Ihnát Peter, Vávra Petr, Prokop Jiří, Pelikán Anton, Ihnát Rudinská Lucia, Penka Igor
Department of Surgical Studies, Faculty of Medicine, University of Ostrava, Ostrava, Czech Republic.
Department of Surgery, University Hospital Ostrava, Ostrava, Czech Republic.
ANZ J Surg. 2018 Jun;88(6):E512-E516. doi: 10.1111/ans.14207. Epub 2017 Sep 18.
Low anterior resection syndrome (LARS) covers disordered bowel function after rectal resection, leading to deterioration in patients' quality of life. The aim of this study was to evaluate anorectal function after laparoscopic low anterior resection (LAR) by means of standardized instruments.
This was a prospective clinical cohort study conducted in a single institution to assess functional outcome of patients 1 year after laparoscopic LAR by means of LARS score and high-resolution anorectal manometry.
In total, 65 patients were enrolled in the study. Mean tumour height was 9.4 ± 1.8 cm; total mesorectal excision during laparoscopic LAR with low end-to-end colorectal anastomosis was performed in all patients. One year after the surgery, minor LARS was detected in 33.9% of patients, major LARS in 36.9% of patients. Anorectal manometry revealed decreased resting pressure and normal squeeze pressure of the anal sphincters in the majority of our patients. Rectal compliance and rectal volume tolerability (first sensation, urge to defaecate and discomfort volume) were significantly reduced. The statistical testing of the correlation between LARS and manometry parameters showed that with increasing seriousness of LARS, values of some parameters (resting pressure, first sensation, urge to defaecate, discomfort volume and rectal compliance) were reduced.

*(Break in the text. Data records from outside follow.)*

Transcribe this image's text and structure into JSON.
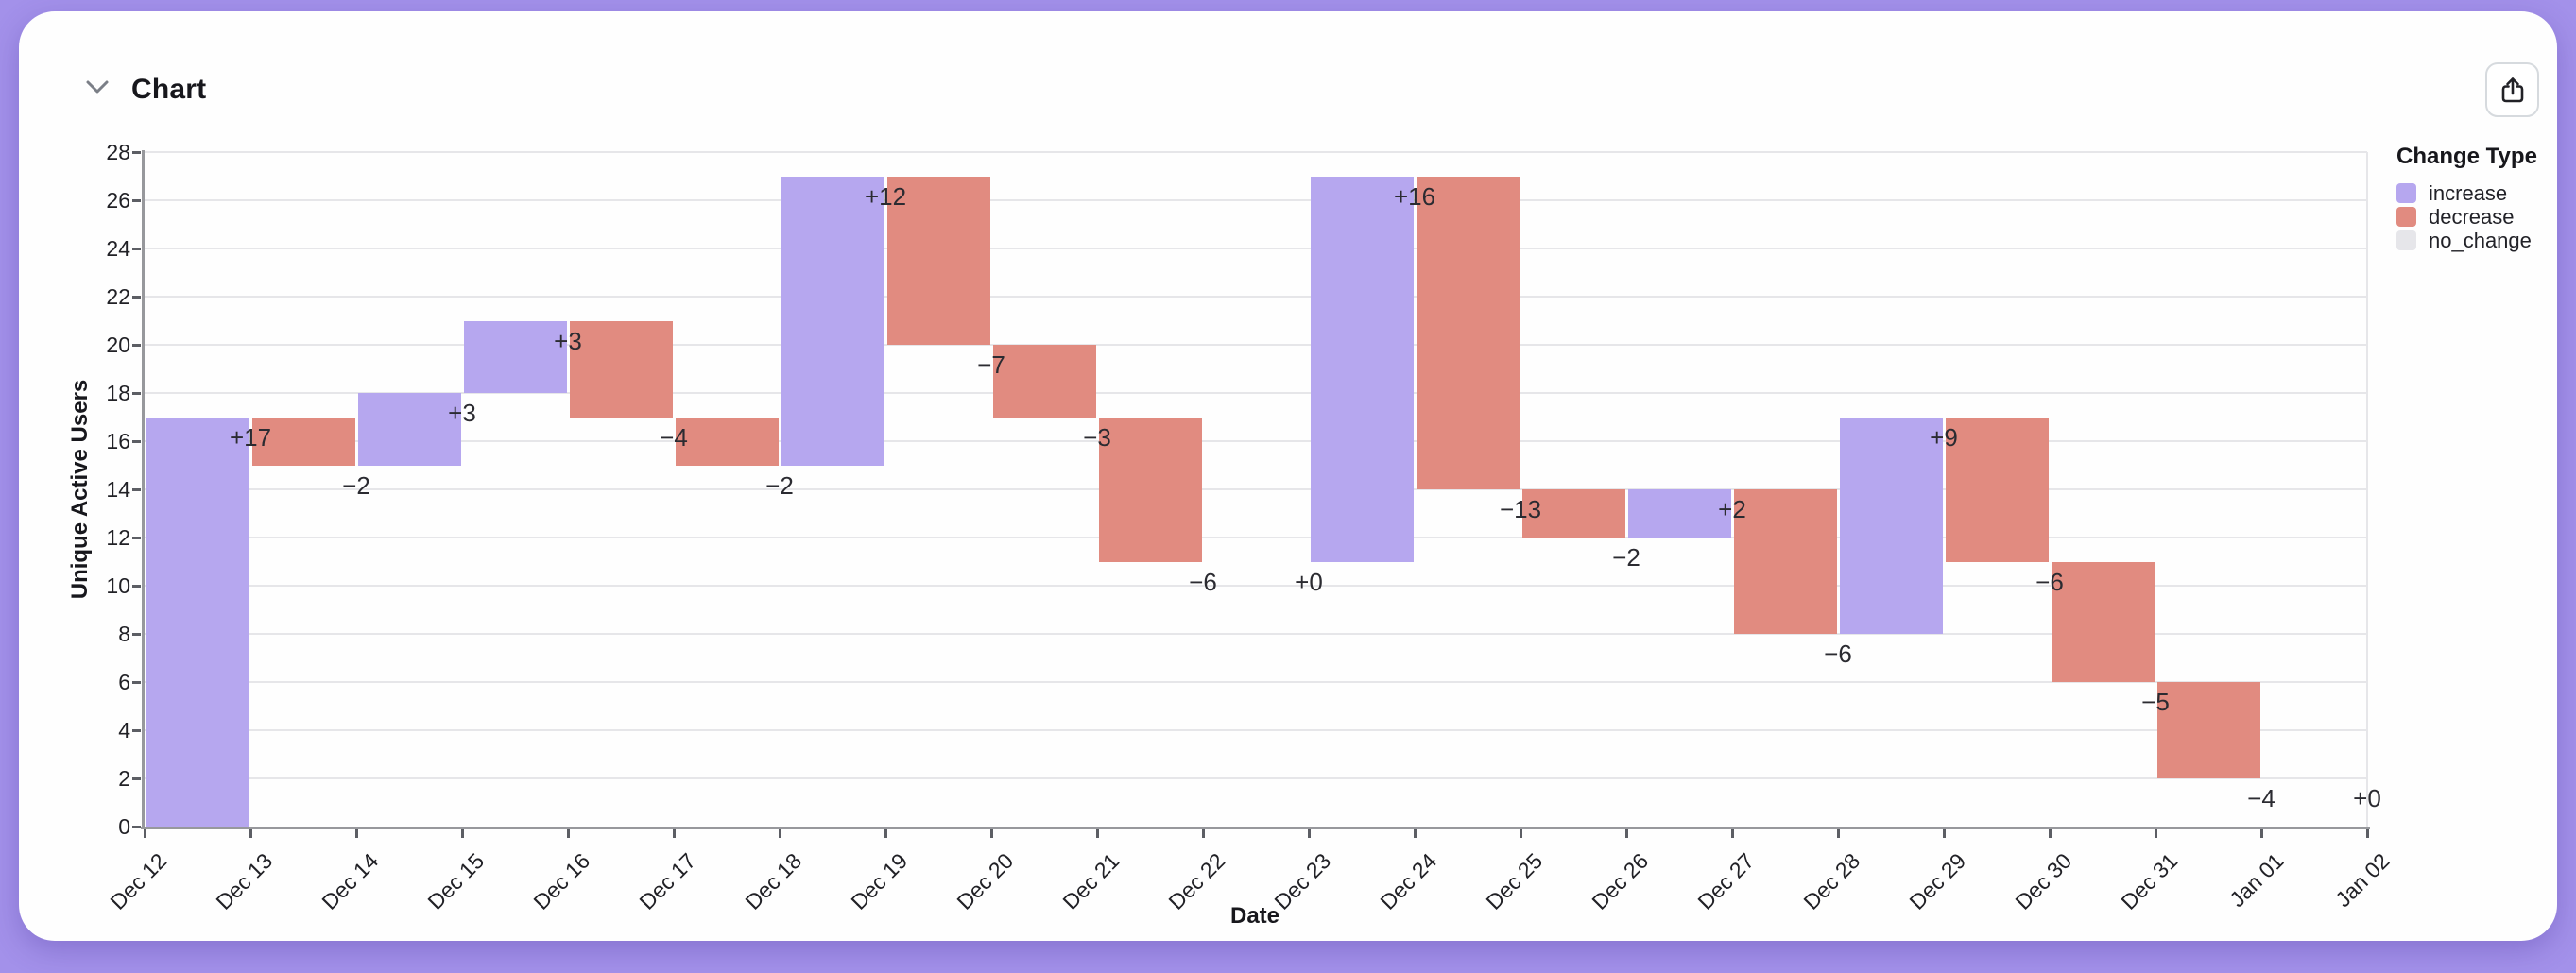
{
  "header": {
    "title": "Chart"
  },
  "toolbar": {
    "share_icon": "share-export",
    "collapse_icon": "chevron-down"
  },
  "colors": {
    "page_bg": "#a391ea",
    "card_bg": "#fefefe",
    "increase": "#b6a7ef",
    "decrease": "#e18b80",
    "no_change": "#e6e6ea",
    "grid": "#e6e6e9",
    "axis": "#97989c",
    "tick": "#5c5e64",
    "text": "#212126",
    "border": "#d6dade"
  },
  "chart_data": {
    "type": "bar",
    "subtype": "waterfall",
    "title": "Chart",
    "xlabel": "Date",
    "ylabel": "Unique Active Users",
    "ylim": [
      0,
      28
    ],
    "ytick_step": 2,
    "yticks": [
      0,
      2,
      4,
      6,
      8,
      10,
      12,
      14,
      16,
      18,
      20,
      22,
      24,
      26,
      28
    ],
    "grid": true,
    "categories": [
      "Dec 12",
      "Dec 13",
      "Dec 14",
      "Dec 15",
      "Dec 16",
      "Dec 17",
      "Dec 18",
      "Dec 19",
      "Dec 20",
      "Dec 21",
      "Dec 22",
      "Dec 23",
      "Dec 24",
      "Dec 25",
      "Dec 26",
      "Dec 27",
      "Dec 28",
      "Dec 29",
      "Dec 30",
      "Dec 31",
      "Jan 01",
      "Jan 02"
    ],
    "series": [
      {
        "date": "Dec 12",
        "change": 17,
        "label": "+17",
        "type": "increase",
        "end_value": 17
      },
      {
        "date": "Dec 13",
        "change": -2,
        "label": "−2",
        "type": "decrease",
        "end_value": 15
      },
      {
        "date": "Dec 14",
        "change": 3,
        "label": "+3",
        "type": "increase",
        "end_value": 18
      },
      {
        "date": "Dec 15",
        "change": 3,
        "label": "+3",
        "type": "increase",
        "end_value": 21
      },
      {
        "date": "Dec 16",
        "change": -4,
        "label": "−4",
        "type": "decrease",
        "end_value": 17
      },
      {
        "date": "Dec 17",
        "change": -2,
        "label": "−2",
        "type": "decrease",
        "end_value": 15
      },
      {
        "date": "Dec 18",
        "change": 12,
        "label": "+12",
        "type": "increase",
        "end_value": 27
      },
      {
        "date": "Dec 19",
        "change": -7,
        "label": "−7",
        "type": "decrease",
        "end_value": 20
      },
      {
        "date": "Dec 20",
        "change": -3,
        "label": "−3",
        "type": "decrease",
        "end_value": 17
      },
      {
        "date": "Dec 21",
        "change": -6,
        "label": "−6",
        "type": "decrease",
        "end_value": 11
      },
      {
        "date": "Dec 22",
        "change": 0,
        "label": "+0",
        "type": "no_change",
        "end_value": 11
      },
      {
        "date": "Dec 23",
        "change": 16,
        "label": "+16",
        "type": "increase",
        "end_value": 27
      },
      {
        "date": "Dec 24",
        "change": -13,
        "label": "−13",
        "type": "decrease",
        "end_value": 14
      },
      {
        "date": "Dec 25",
        "change": -2,
        "label": "−2",
        "type": "decrease",
        "end_value": 12
      },
      {
        "date": "Dec 26",
        "change": 2,
        "label": "+2",
        "type": "increase",
        "end_value": 14
      },
      {
        "date": "Dec 27",
        "change": -6,
        "label": "−6",
        "type": "decrease",
        "end_value": 8
      },
      {
        "date": "Dec 28",
        "change": 9,
        "label": "+9",
        "type": "increase",
        "end_value": 17
      },
      {
        "date": "Dec 29",
        "change": -6,
        "label": "−6",
        "type": "decrease",
        "end_value": 11
      },
      {
        "date": "Dec 30",
        "change": -5,
        "label": "−5",
        "type": "decrease",
        "end_value": 6
      },
      {
        "date": "Dec 31",
        "change": -4,
        "label": "−4",
        "type": "decrease",
        "end_value": 2
      },
      {
        "date": "Jan 01",
        "change": 0,
        "label": "+0",
        "type": "no_change",
        "end_value": 2
      }
    ],
    "legend": {
      "title": "Change Type",
      "position": "top-right",
      "items": [
        {
          "label": "increase",
          "color_key": "increase"
        },
        {
          "label": "decrease",
          "color_key": "decrease"
        },
        {
          "label": "no_change",
          "color_key": "no_change"
        }
      ]
    }
  }
}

This study indicates that the majority of patients after laparoscopic LAR experience symptoms of minor or major LARS. These patients have decreased resting anal sphincter pressures, decreased rectal volume tolerability and decreased rectal compliance.
低位前切除综合征(LARS)涵盖直肠切除术后肠功能紊乱,导致患者生活质量下降。本研究的目的是通过标准化仪器评估腹腔镜低位前切除术(LAR)后的肛肠功能。
这是一项在单一机构进行的前瞻性临床队列研究,通过LARS评分和高分辨率肛肠测压法评估腹腔镜LAR术后1年患者的功能结局。
本研究共纳入65例患者。平均肿瘤高度为9.4±1.8cm;所有患者均在腹腔镜LAR术中进行了低位端端结肠吻合的全直肠系膜切除。术后1年,33.9%的患者检测到轻度LARS,36.9%的患者检测到重度LARS。肛肠测压显示,大多数患者肛门括约肌静息压降低,挤压压正常。直肠顺应性和直肠容量耐受性(首次感觉、排便冲动和不适容量)显著降低。LARS与测压参数之间相关性的统计学检验表明,随着LARS严重程度的增加,一些参数(静息压、首次感觉、排便冲动、不适容量和直肠顺应性)的值降低。
本研究表明,大多数腹腔镜LAR术后患者出现轻度或重度LARS症状。这些患者肛门括约肌静息压降低,直肠容量耐受性降低,直肠顺应性降低。